How do you set your seed? There’s a few things that you should set to a fixed value to be sure. I always use the following, which has worked consistently.

    def set_seed(seed: Optional[int]):
        """ Set all seeds to make results reproducible (deterministic mode).
             When seed is None, disables deterministic mode. """
        if seed is not None:
            torch.manual_seed(seed)
            torch.cuda.manual_seed_all(seed)
            torch.backends.cudnn.deterministic = True
            torch.backends.cudnn.benchmark = False
            np.random.seed(seed)
            random.seed(seed)
            os.environ['PYTHONHASHSEED'] = str(seed)

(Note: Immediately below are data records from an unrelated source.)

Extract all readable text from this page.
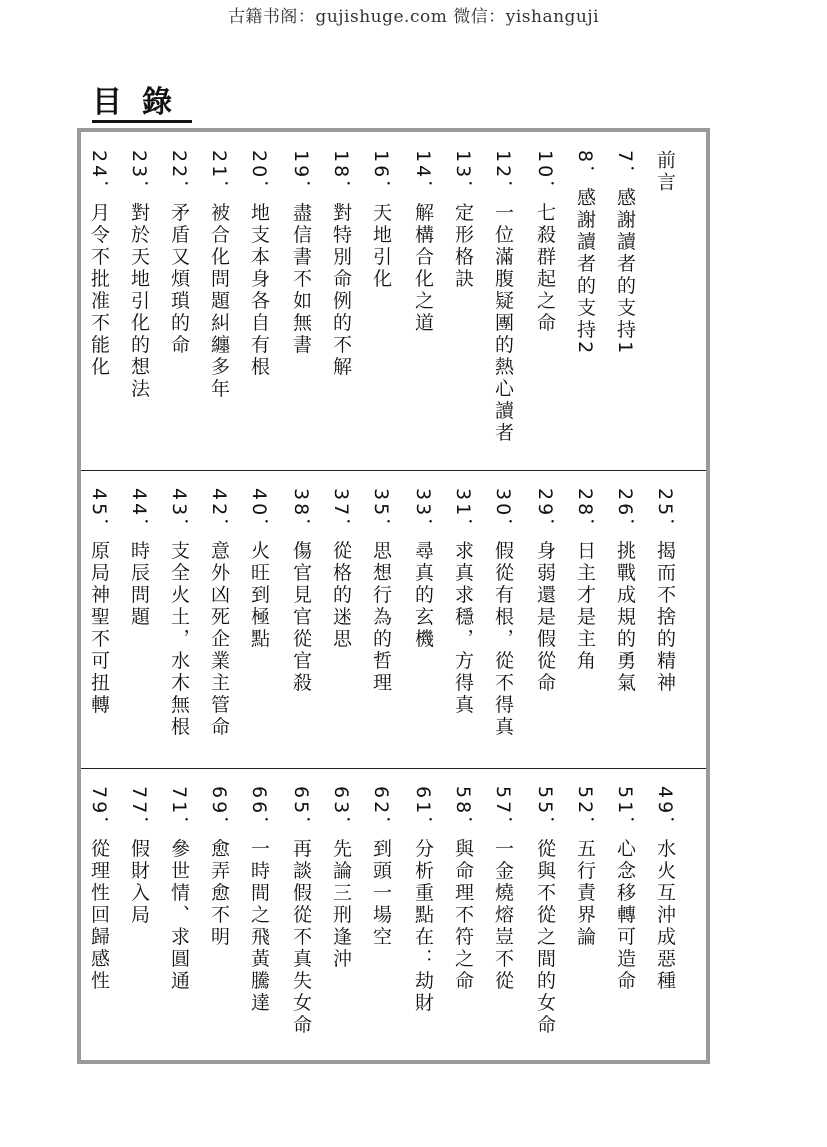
古籍书阁：gujishuge.com 微信：yishanguji
目錄
前言
7．感謝讀者的支持1
8．感謝讀者的支持2
10．七殺群起之命
12．一位滿腹疑團的熱心讀者
13．定形格訣
14．解構合化之道
16．天地引化
18．對特別命例的不解
19．盡信書不如無書
20．地支本身各自有根
21．被合化問題糾纏多年
22．矛盾又煩瑣的命
23．對於天地引化的想法
24．月令不批准不能化
25．揭而不捨的精神
26．挑戰成規的勇氣
28．日主才是主角
29．身弱還是假從命
30．假從有根，從不得真
31．求真求穩，方得真
33．尋真的玄機
35．思想行為的哲理
37．從格的迷思
38．傷官見官從官殺
40．火旺到極點
42．意外凶死企業主管命
43．支全火土，水木無根
44．時辰問題
45．原局神聖不可扭轉
49．水火互沖成惡種
51．心念移轉可造命
52．五行責界論
55．從與不從之間的女命
57．一金燒熔豈不從
58．與命理不符之命
61．分析重點在：劫財
62．到頭一場空
63．先論三刑逢沖
65．再談假從不真失女命
66．一時間之飛黃騰達
69．愈弄愈不明
71．參世情、求圓通
77．假財入局
79．從理性回歸感性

But even then, I don’th think variance is to be expected in inference mode. Not sure what is happening here.

referring the docs I think the second classification head is randomly initialised, which could be the reason for this. pinging @patrickvonplaten .

I confirm that the (second) classification head is randomly initialized (should be visible as a warning in the logs when you initialize the model)

In that case, setting the seed as I propose should give you deterministic results across different runs.